Leonhard is a cluster designed for “big data” applications. This cluster is financed jointly by a small group of shareholders and IT Services, and by a special grant from the Executive Board of ETH.
As the name implies, Leonhard is closely related to Euler. It is operated by the same group and offers the same software environment. One part of Leonhard is a normal system intended for shareholders dealing with open (public) research data; the other part is a secure system intended for confidential data, like personalized medicine. In general, the name Leonhard refers to the whole cluster, and its two parts are called respectively Leonhard Open and Leonhard Med. For security reasons, each part has its own dedicated storage, network and login nodes.
Unlike Euler, which is open to all members of ETH without restriction, Leonhard is reserved exclusively to the groups who have invested in it (the so-called shareholders). Temporary guest accounts will be created on demand for prospective shareholders who want to try it out before buying in.
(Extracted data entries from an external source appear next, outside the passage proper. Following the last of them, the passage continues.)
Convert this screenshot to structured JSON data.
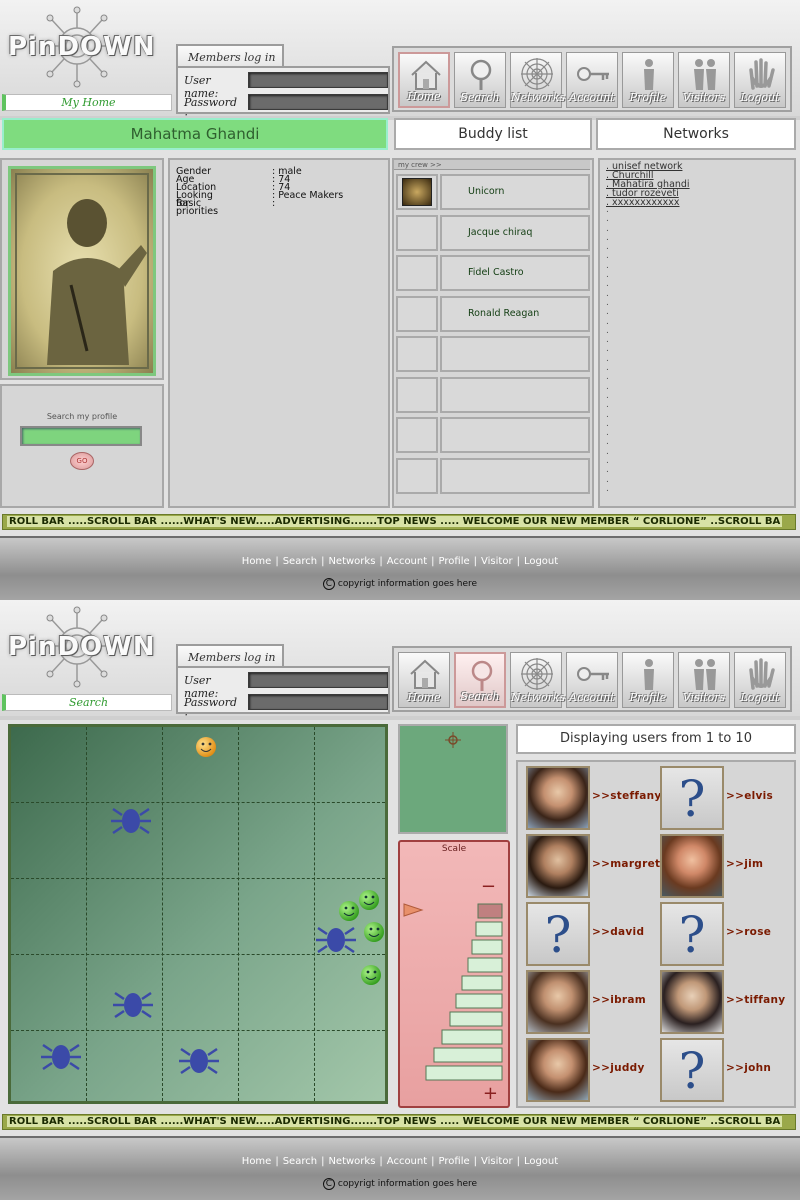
{
  "brand": {
    "logo_text": "PinDOWN"
  },
  "login": {
    "tab_label": "Members log in",
    "username_label": "User name:",
    "password_label": "Password :"
  },
  "nav": [
    {
      "label": "Home",
      "icon": "house-icon"
    },
    {
      "label": "Search",
      "icon": "magnifier-icon"
    },
    {
      "label": "Networks",
      "icon": "spiderweb-icon"
    },
    {
      "label": "Account",
      "icon": "key-icon"
    },
    {
      "label": "Profile",
      "icon": "person-icon"
    },
    {
      "label": "Visitors",
      "icon": "people-icon"
    },
    {
      "label": "Logout",
      "icon": "hand-icon"
    }
  ],
  "scroll_bar": {
    "text": "ROLL BAR .....SCROLL BAR ......WHAT'S NEW.....ADVERTISING.......TOP NEWS .....  WELCOME OUR NEW MEMBER “ CORLIONE” ..SCROLL BA"
  },
  "footer": {
    "links": [
      "Home",
      "Search",
      "Networks",
      "Account",
      "Profile",
      "Visitor",
      "Logout"
    ],
    "separator": "|",
    "copyright_symbol": "C",
    "copyright": "copyrigt information goes here"
  },
  "profile_page": {
    "page_label": "My Home",
    "active_nav": "Home",
    "profile_name": "Mahatma Ghandi",
    "buddy_list_title": "Buddy list",
    "networks_title": "Networks",
    "details": [
      {
        "key": "Gender",
        "value": ": male"
      },
      {
        "key": "Age",
        "value": ": 74"
      },
      {
        "key": "Location",
        "value": ": 74"
      },
      {
        "key": "Looking for",
        "value": ": Peace Makers"
      },
      {
        "key": "Basic priorities",
        "value": ":"
      }
    ],
    "search_profile_label": "Search my profile",
    "go_label": "GO",
    "crew_label": "my crew >>",
    "buddies": [
      "Unicorn",
      "Jacque chiraq",
      "Fidel Castro",
      "Ronald Reagan",
      "",
      "",
      "",
      ""
    ],
    "networks": [
      ". unisef network",
      ". Churchill",
      ". Mahatira ghandi",
      ". tudor rozeveti",
      ". xxxxxxxxxxxx"
    ],
    "dot_count": 31
  },
  "search_page": {
    "page_label": "Search",
    "active_nav": "Search",
    "scale_label": "Scale",
    "scale_minus": "−",
    "scale_plus": "+",
    "display_text": "Displaying users from 1 to 10",
    "users": [
      {
        "name": ">>steffany",
        "has_photo": true
      },
      {
        "name": ">>elvis",
        "has_photo": false
      },
      {
        "name": ">>margret",
        "has_photo": true
      },
      {
        "name": ">>jim",
        "has_photo": true
      },
      {
        "name": ">>david",
        "has_photo": false
      },
      {
        "name": ">>rose",
        "has_photo": false
      },
      {
        "name": ">>ibram",
        "has_photo": true
      },
      {
        "name": ">>tiffany",
        "has_photo": true
      },
      {
        "name": ">>juddy",
        "has_photo": true
      },
      {
        "name": ">>john",
        "has_photo": false
      }
    ],
    "unknown_user_glyph": "?"
  },
  "colors": {
    "accent_green": "#5fc35f",
    "scroll_bar": "#9aa84a",
    "user_name": "#7a1a00"
  }
}
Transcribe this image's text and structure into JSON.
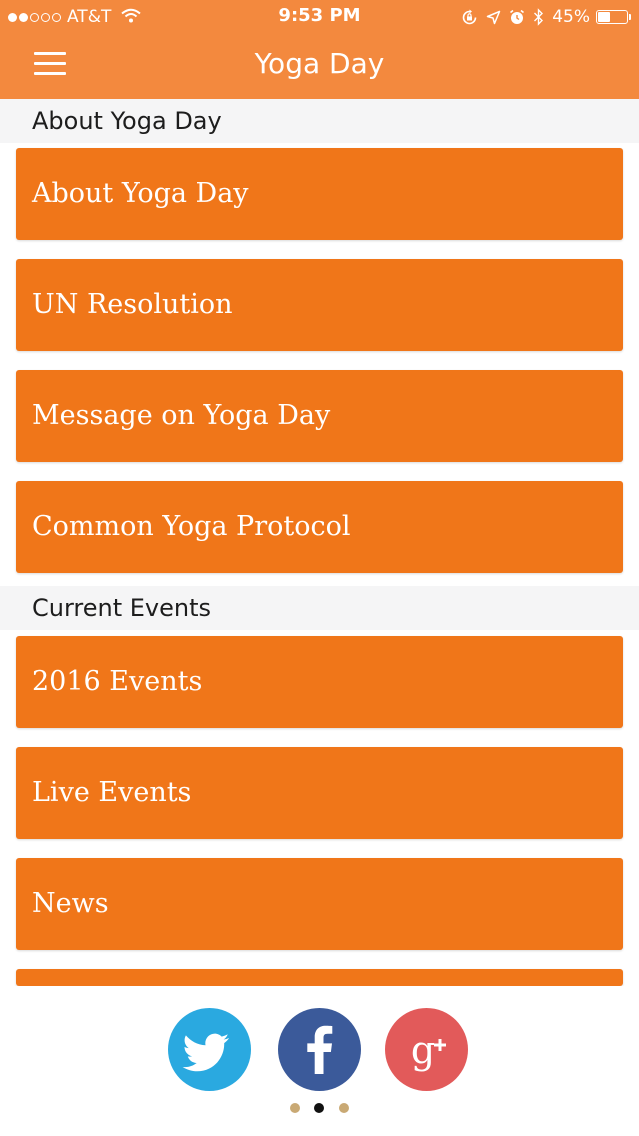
{
  "status_bar": {
    "carrier": "AT&T",
    "time": "9:53 PM",
    "battery_percent": "45%",
    "battery_level": 0.45,
    "signal_bars_filled": 2,
    "signal_bars_total": 5
  },
  "nav": {
    "title": "Yoga Day",
    "menu_icon": "hamburger-menu-icon"
  },
  "sections": [
    {
      "title": "About Yoga Day",
      "items": [
        "About Yoga Day",
        "UN Resolution",
        "Message on Yoga Day",
        "Common Yoga Protocol"
      ]
    },
    {
      "title": "Current Events",
      "items": [
        "2016 Events",
        "Live Events",
        "News"
      ]
    }
  ],
  "footer": {
    "social": [
      "twitter-icon",
      "facebook-icon",
      "google-plus-icon"
    ],
    "page_dots": 3,
    "active_page_dot": 2
  },
  "colors": {
    "header": "#f3893e",
    "tile": "#f07619",
    "section_bg": "#f5f5f6",
    "twitter": "#2aa9e0",
    "facebook": "#3b5a9a",
    "google_plus": "#e25a5a",
    "dot_inactive": "#c9a974",
    "dot_active": "#111111"
  }
}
Each part of Leonhard is attached to a dedicated high-performance parallel file system with a capacity of 2.0 PB each (1 PB = 10^15 bytes).
Leonhard contains several types of compute nodes:
- 36 compute nodes equipped with two 18-core Intel Xeon E5-2697v4 processors and 128 or 512 GB of memory
- 48 compute nodes equipped with two 18-core Intel Xeon Gold 6140 processors and 96, 384 or 768 GB of memory
- 5 huge-memory nodes equipped with two 24-core AMD Epyc 7451 processors and 2048 GB of memory
- 22 GPU nodes equipped with two 10-core Xeon E5-2630v4 processors, 256 GB of memory and 8 Nvidia GTX 1080 GPUs
- 70 GPU nodes equipped with two 10-core Xeon E5-2630v4 processors, 256 GB of memory and 8 Nvidia GTX 1080 Ti GPUs
- 4 high-end GPU nodes (Nvidia DGX-1) equipped with 4 20-core Xeon E5-2698v4 processors, 512 GB of memory and 8 Nvidia V100 GPUs
In total Leonhard contains 5,128 CPU cores and 2,334,720 CUDA cores. The GPUs alone have a peak performance (single precision) of 7.0 PF (1 PF = 10^15 floating-point operations per second).
All compute nodes are connected together and to the cluster's parallel file systems via a 100 Gb/s Ethernet network.
The official service description and the current price list are available on the IT service catalogue.